Gods of Egypt: What You Need To Know
As an actor who gained widespread recognition for his role as King Leonidas in 300, Gerard Butler is no stranger to big, swords-and-sandals epics, but his latest starring role sees him tackling something a little different to the bloodthirsty battlefields of Sparta.
Gods of Egypt, as the title suggests, takes place in the ancient land of animal-headed gods, taking the stories of Egyptian lore and spinning them into a CGI-filled space opera. The film arrives in stores on DVD and Blu-ray on Monday (October 24th), here's everything you need to know...
Who's in it?
Alongside Butler is a cast that includes Geoffrey Rush, Nikolaj Coster-Waldau, Elodie Yung, Brenton Thwaites, Courtney Eaton and Chadwick Boseman.
And who's directing?
Alex Proyas, the man behind films like The Crow, Dark City and I, Robot, is the one directing the action here.
What's the plot?
The film is set during an era when Egypt is ruled by gods that walk amongst men, larger than their human counterparts and with magical powers, including the ability to transform themselves into animal form. Amongst these gods it is Osiris (Bryan Brown), god of the afterlife, that sits on the Egyptian throne. However, his younger brother Set (Butler) has ambitions to rule of Egypt himself and when Osiris' son Horus (Coster-Waldau) is announced as his successor, Set uses the coronation as an opportunity to kill Osiris and attack Horus, plucking out his eyes (the source of his power) and banishing him from Egypt, taking power for himself.

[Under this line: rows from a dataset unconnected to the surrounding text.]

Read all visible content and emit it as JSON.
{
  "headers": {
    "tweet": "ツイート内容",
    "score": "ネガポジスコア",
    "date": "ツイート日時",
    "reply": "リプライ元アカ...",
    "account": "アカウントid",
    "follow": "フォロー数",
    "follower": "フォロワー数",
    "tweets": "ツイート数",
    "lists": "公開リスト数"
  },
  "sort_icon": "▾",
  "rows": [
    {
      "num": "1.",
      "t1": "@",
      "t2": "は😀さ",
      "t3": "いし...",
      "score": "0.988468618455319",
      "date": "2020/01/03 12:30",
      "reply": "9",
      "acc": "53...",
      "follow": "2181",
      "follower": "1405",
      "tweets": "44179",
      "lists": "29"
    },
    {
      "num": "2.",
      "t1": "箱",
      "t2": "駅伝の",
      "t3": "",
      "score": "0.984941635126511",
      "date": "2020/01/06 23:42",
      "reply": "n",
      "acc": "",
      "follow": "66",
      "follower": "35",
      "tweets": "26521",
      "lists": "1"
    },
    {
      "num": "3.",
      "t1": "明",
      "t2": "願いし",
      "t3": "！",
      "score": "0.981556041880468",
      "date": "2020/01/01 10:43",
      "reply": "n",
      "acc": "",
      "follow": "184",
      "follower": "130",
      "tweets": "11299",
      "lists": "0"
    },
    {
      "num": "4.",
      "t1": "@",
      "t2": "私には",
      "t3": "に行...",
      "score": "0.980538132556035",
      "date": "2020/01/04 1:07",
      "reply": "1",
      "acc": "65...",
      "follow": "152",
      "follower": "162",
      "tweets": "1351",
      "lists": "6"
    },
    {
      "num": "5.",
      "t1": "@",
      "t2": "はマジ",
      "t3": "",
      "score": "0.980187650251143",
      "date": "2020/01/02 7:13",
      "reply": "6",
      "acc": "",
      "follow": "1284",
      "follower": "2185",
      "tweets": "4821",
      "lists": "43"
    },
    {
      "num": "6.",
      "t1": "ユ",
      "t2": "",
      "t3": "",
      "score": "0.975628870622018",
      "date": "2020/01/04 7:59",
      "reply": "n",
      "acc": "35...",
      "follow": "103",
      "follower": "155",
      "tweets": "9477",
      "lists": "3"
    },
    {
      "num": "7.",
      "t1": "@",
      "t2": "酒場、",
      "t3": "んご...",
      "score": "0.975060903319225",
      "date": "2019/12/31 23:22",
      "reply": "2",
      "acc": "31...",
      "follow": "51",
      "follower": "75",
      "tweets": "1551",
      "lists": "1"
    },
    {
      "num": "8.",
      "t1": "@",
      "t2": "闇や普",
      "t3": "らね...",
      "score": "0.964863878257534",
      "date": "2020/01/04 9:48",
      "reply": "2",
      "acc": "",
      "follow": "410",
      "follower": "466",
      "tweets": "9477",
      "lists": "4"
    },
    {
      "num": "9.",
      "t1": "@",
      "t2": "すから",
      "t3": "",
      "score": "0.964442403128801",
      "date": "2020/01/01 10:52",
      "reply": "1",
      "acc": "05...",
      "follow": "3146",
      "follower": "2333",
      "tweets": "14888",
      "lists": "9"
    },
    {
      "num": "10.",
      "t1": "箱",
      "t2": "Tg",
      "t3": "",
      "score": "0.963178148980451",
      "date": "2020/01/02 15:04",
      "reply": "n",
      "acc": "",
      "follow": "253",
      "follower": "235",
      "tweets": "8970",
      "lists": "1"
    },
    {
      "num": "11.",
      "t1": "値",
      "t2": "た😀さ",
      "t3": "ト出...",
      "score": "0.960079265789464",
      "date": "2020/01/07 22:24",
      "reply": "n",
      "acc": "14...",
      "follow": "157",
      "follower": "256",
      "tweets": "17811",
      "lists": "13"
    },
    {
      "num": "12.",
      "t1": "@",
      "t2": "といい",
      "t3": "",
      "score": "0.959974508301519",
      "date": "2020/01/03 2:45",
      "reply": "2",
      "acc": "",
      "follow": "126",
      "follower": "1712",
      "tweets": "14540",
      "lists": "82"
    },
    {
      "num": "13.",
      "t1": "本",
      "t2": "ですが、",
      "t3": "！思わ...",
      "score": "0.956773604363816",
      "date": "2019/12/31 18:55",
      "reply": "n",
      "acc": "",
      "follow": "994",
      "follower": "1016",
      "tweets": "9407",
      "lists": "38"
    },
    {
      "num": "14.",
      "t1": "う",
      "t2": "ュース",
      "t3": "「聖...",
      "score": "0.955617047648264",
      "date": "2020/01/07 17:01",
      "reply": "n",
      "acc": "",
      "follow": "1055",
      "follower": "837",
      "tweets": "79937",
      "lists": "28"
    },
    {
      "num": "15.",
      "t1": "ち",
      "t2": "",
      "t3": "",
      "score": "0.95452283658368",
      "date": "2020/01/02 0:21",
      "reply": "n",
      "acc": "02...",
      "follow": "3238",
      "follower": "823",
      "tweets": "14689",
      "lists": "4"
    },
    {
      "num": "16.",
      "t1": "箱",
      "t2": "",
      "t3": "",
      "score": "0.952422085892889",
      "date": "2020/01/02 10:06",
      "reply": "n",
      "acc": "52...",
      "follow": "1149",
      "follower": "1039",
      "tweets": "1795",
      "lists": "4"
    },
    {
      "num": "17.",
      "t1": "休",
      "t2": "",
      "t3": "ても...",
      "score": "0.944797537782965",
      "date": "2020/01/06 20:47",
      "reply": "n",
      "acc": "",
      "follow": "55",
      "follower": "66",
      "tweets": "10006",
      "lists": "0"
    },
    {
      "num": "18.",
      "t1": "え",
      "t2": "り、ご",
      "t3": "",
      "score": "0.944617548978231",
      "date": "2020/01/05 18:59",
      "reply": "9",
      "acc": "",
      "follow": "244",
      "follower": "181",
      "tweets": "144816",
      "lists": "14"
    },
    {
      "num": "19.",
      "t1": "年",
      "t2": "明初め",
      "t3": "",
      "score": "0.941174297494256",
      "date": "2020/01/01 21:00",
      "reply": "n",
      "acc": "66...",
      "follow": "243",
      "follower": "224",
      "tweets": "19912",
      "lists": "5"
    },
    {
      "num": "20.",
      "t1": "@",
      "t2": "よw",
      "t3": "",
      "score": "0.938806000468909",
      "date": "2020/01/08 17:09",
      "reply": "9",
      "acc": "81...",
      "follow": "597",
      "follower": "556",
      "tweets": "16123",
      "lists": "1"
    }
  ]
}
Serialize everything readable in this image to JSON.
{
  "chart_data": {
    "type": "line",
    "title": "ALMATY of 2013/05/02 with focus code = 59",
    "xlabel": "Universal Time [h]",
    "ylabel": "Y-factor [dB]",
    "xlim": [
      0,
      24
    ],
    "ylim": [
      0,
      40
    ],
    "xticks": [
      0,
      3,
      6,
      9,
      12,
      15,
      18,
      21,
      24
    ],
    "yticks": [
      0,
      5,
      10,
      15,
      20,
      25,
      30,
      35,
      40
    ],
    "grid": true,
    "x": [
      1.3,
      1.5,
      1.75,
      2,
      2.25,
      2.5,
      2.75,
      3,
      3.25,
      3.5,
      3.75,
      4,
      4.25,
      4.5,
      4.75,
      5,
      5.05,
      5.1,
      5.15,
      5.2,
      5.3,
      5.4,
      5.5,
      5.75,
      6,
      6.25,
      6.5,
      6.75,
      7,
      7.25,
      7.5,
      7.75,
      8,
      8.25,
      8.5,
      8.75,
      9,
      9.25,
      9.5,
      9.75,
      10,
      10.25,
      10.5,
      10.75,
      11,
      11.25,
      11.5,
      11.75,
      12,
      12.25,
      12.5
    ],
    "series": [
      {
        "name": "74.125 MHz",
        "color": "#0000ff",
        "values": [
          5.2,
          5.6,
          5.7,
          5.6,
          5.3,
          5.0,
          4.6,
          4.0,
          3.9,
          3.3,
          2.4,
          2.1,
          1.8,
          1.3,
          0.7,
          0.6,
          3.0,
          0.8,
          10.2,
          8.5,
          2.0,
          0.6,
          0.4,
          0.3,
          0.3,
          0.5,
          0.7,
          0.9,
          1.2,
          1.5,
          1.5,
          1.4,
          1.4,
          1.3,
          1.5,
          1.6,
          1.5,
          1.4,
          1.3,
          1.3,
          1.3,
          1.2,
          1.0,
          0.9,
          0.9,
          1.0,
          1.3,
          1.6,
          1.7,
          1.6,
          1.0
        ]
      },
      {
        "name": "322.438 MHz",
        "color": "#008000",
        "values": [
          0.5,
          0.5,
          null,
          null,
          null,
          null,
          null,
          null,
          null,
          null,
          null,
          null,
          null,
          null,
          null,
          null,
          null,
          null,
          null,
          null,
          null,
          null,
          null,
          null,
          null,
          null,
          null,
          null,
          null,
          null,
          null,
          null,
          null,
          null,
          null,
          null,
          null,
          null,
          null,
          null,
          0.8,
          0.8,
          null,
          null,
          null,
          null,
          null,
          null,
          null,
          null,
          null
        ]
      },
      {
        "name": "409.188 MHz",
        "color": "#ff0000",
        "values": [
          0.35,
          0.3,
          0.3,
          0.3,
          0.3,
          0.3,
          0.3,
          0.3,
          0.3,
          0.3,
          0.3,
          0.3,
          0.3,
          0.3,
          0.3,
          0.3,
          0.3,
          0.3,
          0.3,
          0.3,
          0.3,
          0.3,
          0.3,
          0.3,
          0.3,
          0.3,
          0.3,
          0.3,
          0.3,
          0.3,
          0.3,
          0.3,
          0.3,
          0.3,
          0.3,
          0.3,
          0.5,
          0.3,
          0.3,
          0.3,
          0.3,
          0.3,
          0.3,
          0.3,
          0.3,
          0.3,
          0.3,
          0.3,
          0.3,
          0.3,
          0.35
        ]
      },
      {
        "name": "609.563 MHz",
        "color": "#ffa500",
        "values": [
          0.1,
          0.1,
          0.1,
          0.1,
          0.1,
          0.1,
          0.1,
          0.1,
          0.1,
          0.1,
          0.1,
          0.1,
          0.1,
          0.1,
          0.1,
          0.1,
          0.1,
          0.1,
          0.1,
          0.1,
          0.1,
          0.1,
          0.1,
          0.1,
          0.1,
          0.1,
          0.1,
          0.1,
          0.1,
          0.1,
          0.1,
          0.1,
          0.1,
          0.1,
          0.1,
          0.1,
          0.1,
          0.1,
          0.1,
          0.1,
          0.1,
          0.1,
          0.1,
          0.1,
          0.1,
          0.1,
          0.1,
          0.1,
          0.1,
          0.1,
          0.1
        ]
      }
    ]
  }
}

Set's rule turns Egypt from a place of peace and prosperity into a a tyrannical dictatorship in which the humans are enslaved, but a rebellion is afoot and a young human thief named Bek (Thwaites) decides to enlist the help of the exiled Horus to expel Set from Egypt and restore the banished god to his rightful place. However, to do this he'll need to break into Set's temple and steal back one of Horus' eyes, and it's guarded by the Sphinx, who will kill anyone not smart enough to solve his riddles and gain access to the temple.
To do that he enlists the help of Thoth (Boseman), god of wisdom, and pays on his ego to trick him into helping him. But even after retrieving the eye, Horus will need to figure out where his real destiny lies if he is to defeat Set and return Egypt to peace.
Does it deliver?
This first thing to note here is that the film does take some liberties with the accepted version of the Egyptian mythological stories, so if you're imagining a film that faithfully sticks to the hieroglyphic script – and to paraphrase a line from another well-known space opera – these are not the deities you are looking for.
The film does have its problems - chief among them an over-reliance on CGI and a lack of any actual Egyptians in the cast (for which the filmmakers have since apologised) - but that's not to say that Gods of Egypt isn't a lot of fun. Silly fun, yes, but the cast is a talented one and there are some good performances, particularly from Boseman, whose character Thoth gives the film some light relief. If you have an interest in Egyptian culture but aren't too precious about the details, then this might well be worth a look.